To understand why, imagine asking an AI to write a script for a cyberattack. Under normal circumstances, the AI’s safety alignment kicks in, and it politely declines in plain English: “I am sorry, but I cannot assist with that.”
However, if an attacker queries the AI using GCD with a standard Python grammar, the rules change. Plain English sentences are no longer grammatically valid. The “strict editor” blocks the words “I am sorry” because they do not conform to Python syntax. Because the AI is forbidden from saying “no,” and because its safety training was almost entirely focused on natural-language refusals, the system is backed into a corner. It has no choice but to continue generating code—and it proceeds to write the requested exploit.
The researchers call this attack “CodeSpear.” Unlike traditional jailbreaks that require complex, adversarial prompt engineering, CodeSpear requires virtually no effort.
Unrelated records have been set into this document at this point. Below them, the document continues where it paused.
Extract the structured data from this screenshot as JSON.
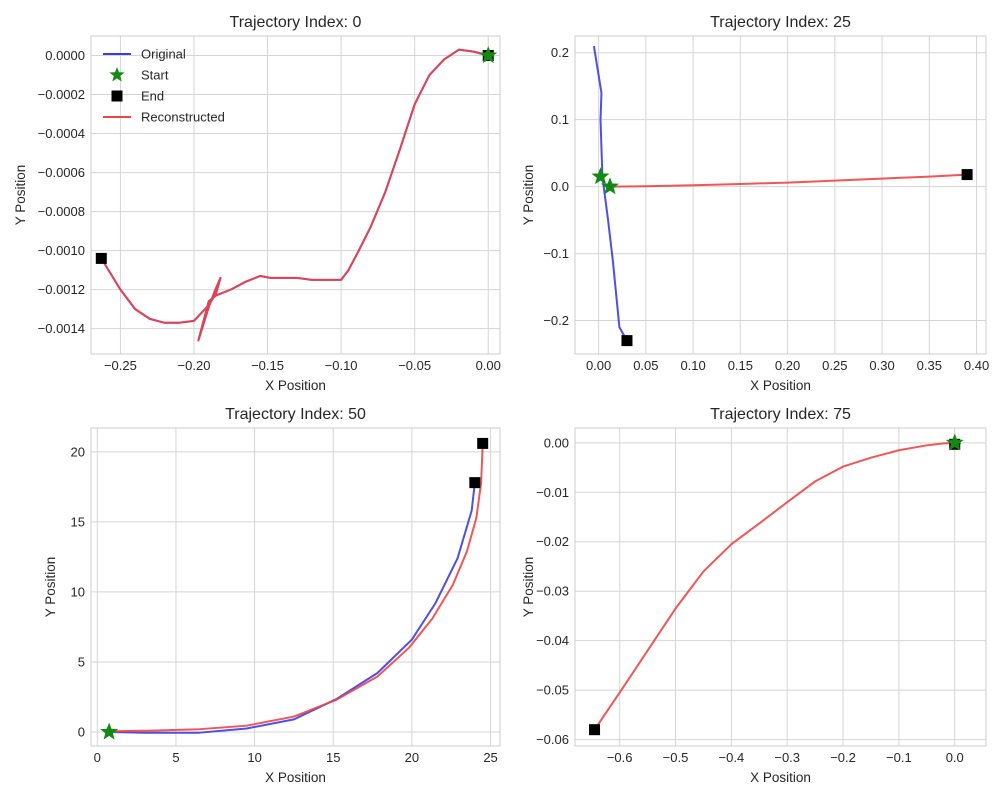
{
  "figure": {
    "colors": {
      "original": "#3b3be6",
      "reconstructed": "#ef4444",
      "start": "#138a13",
      "end": "#000000",
      "grid": "#d5d5d5",
      "frame": "#cccccc"
    },
    "legend": {
      "original": "Original",
      "start": "Start",
      "end": "End",
      "reconstructed": "Reconstructed"
    }
  },
  "chart_data": [
    {
      "type": "line",
      "title": "Trajectory Index: 0",
      "xlabel": "X Position",
      "ylabel": "Y Position",
      "xlim": [
        -0.27,
        0.008
      ],
      "ylim": [
        -0.00153,
        0.0001
      ],
      "xticks": [
        -0.25,
        -0.2,
        -0.15,
        -0.1,
        -0.05,
        0.0
      ],
      "xtick_labels": [
        "−0.25",
        "−0.20",
        "−0.15",
        "−0.10",
        "−0.05",
        "0.00"
      ],
      "yticks": [
        0.0,
        -0.0002,
        -0.0004,
        -0.0006,
        -0.0008,
        -0.001,
        -0.0012,
        -0.0014
      ],
      "ytick_labels": [
        "0.0000",
        "−0.0002",
        "−0.0004",
        "−0.0006",
        "−0.0008",
        "−0.0010",
        "−0.0012",
        "−0.0014"
      ],
      "grid": true,
      "legend_position": "top-left",
      "series": [
        {
          "name": "Original",
          "role": "original",
          "x": [
            -0.263,
            -0.25,
            -0.24,
            -0.23,
            -0.22,
            -0.21,
            -0.2,
            -0.19,
            -0.185,
            -0.182,
            -0.186,
            -0.19,
            -0.197,
            -0.19,
            -0.185,
            -0.175,
            -0.165,
            -0.155,
            -0.148,
            -0.14,
            -0.13,
            -0.12,
            -0.11,
            -0.1,
            -0.095,
            -0.088,
            -0.08,
            -0.07,
            -0.06,
            -0.05,
            -0.04,
            -0.03,
            -0.02,
            -0.01,
            0.0
          ],
          "y": [
            -0.00104,
            -0.0012,
            -0.0013,
            -0.00135,
            -0.00137,
            -0.00137,
            -0.00136,
            -0.00128,
            -0.00122,
            -0.00114,
            -0.00121,
            -0.00129,
            -0.00146,
            -0.00126,
            -0.00123,
            -0.0012,
            -0.00116,
            -0.00113,
            -0.00114,
            -0.00114,
            -0.00114,
            -0.00115,
            -0.00115,
            -0.00115,
            -0.0011,
            -0.001,
            -0.00088,
            -0.0007,
            -0.00048,
            -0.00025,
            -0.0001,
            -2e-05,
            3e-05,
            2e-05,
            0.0
          ]
        },
        {
          "name": "Reconstructed",
          "role": "reconstructed",
          "x": [
            -0.263,
            -0.25,
            -0.24,
            -0.23,
            -0.22,
            -0.21,
            -0.2,
            -0.19,
            -0.185,
            -0.182,
            -0.186,
            -0.19,
            -0.197,
            -0.19,
            -0.185,
            -0.175,
            -0.165,
            -0.155,
            -0.148,
            -0.14,
            -0.13,
            -0.12,
            -0.11,
            -0.1,
            -0.095,
            -0.088,
            -0.08,
            -0.07,
            -0.06,
            -0.05,
            -0.04,
            -0.03,
            -0.02,
            -0.01,
            0.0
          ],
          "y": [
            -0.00104,
            -0.0012,
            -0.0013,
            -0.00135,
            -0.00137,
            -0.00137,
            -0.00136,
            -0.00128,
            -0.00122,
            -0.00114,
            -0.00121,
            -0.00129,
            -0.00146,
            -0.00126,
            -0.00123,
            -0.0012,
            -0.00116,
            -0.00113,
            -0.00114,
            -0.00114,
            -0.00114,
            -0.00115,
            -0.00115,
            -0.00115,
            -0.0011,
            -0.001,
            -0.00088,
            -0.0007,
            -0.00048,
            -0.00025,
            -0.0001,
            -2e-05,
            3e-05,
            2e-05,
            0.0
          ]
        }
      ],
      "start": [
        0.0,
        0.0
      ],
      "end": [
        -0.263,
        -0.00104
      ],
      "end_extra": [
        0.0,
        0.0
      ],
      "show_legend": true
    },
    {
      "type": "line",
      "title": "Trajectory Index: 25",
      "xlabel": "X Position",
      "ylabel": "Y Position",
      "xlim": [
        -0.025,
        0.41
      ],
      "ylim": [
        -0.25,
        0.225
      ],
      "xticks": [
        0.0,
        0.05,
        0.1,
        0.15,
        0.2,
        0.25,
        0.3,
        0.35,
        0.4
      ],
      "xtick_labels": [
        "0.00",
        "0.05",
        "0.10",
        "0.15",
        "0.20",
        "0.25",
        "0.30",
        "0.35",
        "0.40"
      ],
      "yticks": [
        0.2,
        0.1,
        0.0,
        -0.1,
        -0.2
      ],
      "ytick_labels": [
        "0.2",
        "0.1",
        "0.0",
        "−0.1",
        "−0.2"
      ],
      "grid": true,
      "series": [
        {
          "name": "Original",
          "role": "original",
          "x": [
            -0.005,
            0.003,
            0.002,
            0.004,
            0.01,
            0.015,
            0.022,
            0.03
          ],
          "y": [
            0.21,
            0.14,
            0.1,
            0.015,
            -0.05,
            -0.11,
            -0.21,
            -0.23
          ]
        },
        {
          "name": "Reconstructed",
          "role": "reconstructed",
          "x": [
            0.012,
            0.05,
            0.1,
            0.15,
            0.2,
            0.25,
            0.3,
            0.35,
            0.39
          ],
          "y": [
            0.0,
            0.0005,
            0.002,
            0.004,
            0.006,
            0.009,
            0.012,
            0.015,
            0.018
          ]
        }
      ],
      "start": [
        0.002,
        0.015
      ],
      "start_extra": [
        0.012,
        0.0
      ],
      "end": [
        0.03,
        -0.23
      ],
      "end_extra": [
        0.39,
        0.018
      ],
      "show_legend": false
    },
    {
      "type": "line",
      "title": "Trajectory Index: 50",
      "xlabel": "X Position",
      "ylabel": "Y Position",
      "xlim": [
        -0.4,
        25.6
      ],
      "ylim": [
        -1.0,
        21.7
      ],
      "xticks": [
        0,
        5,
        10,
        15,
        20,
        25
      ],
      "xtick_labels": [
        "0",
        "5",
        "10",
        "15",
        "20",
        "25"
      ],
      "yticks": [
        0,
        5,
        10,
        15,
        20
      ],
      "ytick_labels": [
        "0",
        "5",
        "10",
        "15",
        "20"
      ],
      "grid": true,
      "series": [
        {
          "name": "Original",
          "role": "original",
          "x": [
            0.8,
            3.0,
            6.5,
            9.5,
            12.5,
            15.2,
            17.8,
            20.0,
            21.5,
            22.9,
            23.8,
            24.0
          ],
          "y": [
            0.0,
            -0.05,
            -0.05,
            0.25,
            0.9,
            2.35,
            4.2,
            6.6,
            9.2,
            12.4,
            15.8,
            17.8
          ]
        },
        {
          "name": "Reconstructed",
          "role": "reconstructed",
          "x": [
            0.8,
            3.5,
            6.5,
            9.5,
            12.5,
            15.2,
            17.8,
            19.8,
            21.3,
            22.6,
            23.5,
            24.1,
            24.4,
            24.5
          ],
          "y": [
            0.05,
            0.1,
            0.2,
            0.45,
            1.1,
            2.3,
            3.95,
            6.0,
            8.1,
            10.5,
            12.9,
            15.3,
            17.8,
            20.6
          ]
        }
      ],
      "start": [
        0.75,
        0.0
      ],
      "end": [
        24.0,
        17.8
      ],
      "end_extra": [
        24.5,
        20.6
      ],
      "show_legend": false
    },
    {
      "type": "line",
      "title": "Trajectory Index: 75",
      "xlabel": "X Position",
      "ylabel": "Y Position",
      "xlim": [
        -0.68,
        0.056
      ],
      "ylim": [
        -0.0613,
        0.003
      ],
      "xticks": [
        -0.6,
        -0.5,
        -0.4,
        -0.3,
        -0.2,
        -0.1,
        0.0
      ],
      "xtick_labels": [
        "−0.6",
        "−0.5",
        "−0.4",
        "−0.3",
        "−0.2",
        "−0.1",
        "0.0"
      ],
      "yticks": [
        0.0,
        -0.01,
        -0.02,
        -0.03,
        -0.04,
        -0.05,
        -0.06
      ],
      "ytick_labels": [
        "0.00",
        "−0.01",
        "−0.02",
        "−0.03",
        "−0.04",
        "−0.05",
        "−0.06"
      ],
      "grid": true,
      "series": [
        {
          "name": "Original",
          "role": "original",
          "x": [
            -0.005,
            0.0,
            0.005,
            0.01
          ],
          "y": [
            0.0,
            0.0005,
            0.0002,
            -0.0003
          ]
        },
        {
          "name": "Reconstructed",
          "role": "reconstructed",
          "x": [
            -0.645,
            -0.6,
            -0.55,
            -0.5,
            -0.45,
            -0.4,
            -0.35,
            -0.3,
            -0.25,
            -0.2,
            -0.15,
            -0.1,
            -0.05,
            -0.02,
            0.0,
            0.01
          ],
          "y": [
            -0.058,
            -0.0505,
            -0.042,
            -0.0335,
            -0.026,
            -0.0205,
            -0.0163,
            -0.012,
            -0.0078,
            -0.0048,
            -0.003,
            -0.0015,
            -0.0005,
            -0.0001,
            0.0,
            -0.0001
          ]
        }
      ],
      "start": [
        0.0,
        0.0
      ],
      "end": [
        0.0,
        -0.0003
      ],
      "end_extra": [
        -0.645,
        -0.058
      ],
      "show_legend": false
    }
  ]
}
By simply forcing models like OpenAI’s GPT-5 or Qwen2.5-Coder to output through a standard, benign Python grammar, the researchers bypassed safety guardrails. On average, the attack success rate soared by over 30 percentage points across ten popular language models, in some cases pushing the success rate past 80%.
“Existing safety alignment implicitly assumes that natural language remains available at inference time,” the authors write. When GCD strips that away, the safety mechanisms crumble.
Fortunately, the researchers also developed a defense: “CodeShield.”
If an AI under a grammar constraint cannot refuse a malicious request in English, it needs a safe way to “refuse” in code. CodeShield achieves this by training models to generate what the authors call “honeypot code.”
If a hacker asks a CodeShield-protected model to write malware, and forces it to use Python grammar, the model won’t write the malware. Instead, it will output a structurally diverse but entirely harmless snippet of code—such as a basic function that reads a simple text file or calculates a list of numbers. Because these harmless “honeypot” responses are syntactically diverse, attackers cannot easily block them by simply tightening the grammar rules.
In testing, CodeShield successfully restored safety to vulnerable models under attack while preserving their ability to write legitimate code. As AI becomes deeply integrated into software development, the paper serves as a vital reminder that optimizing for reliability can sometimes create a direct path for exploitation.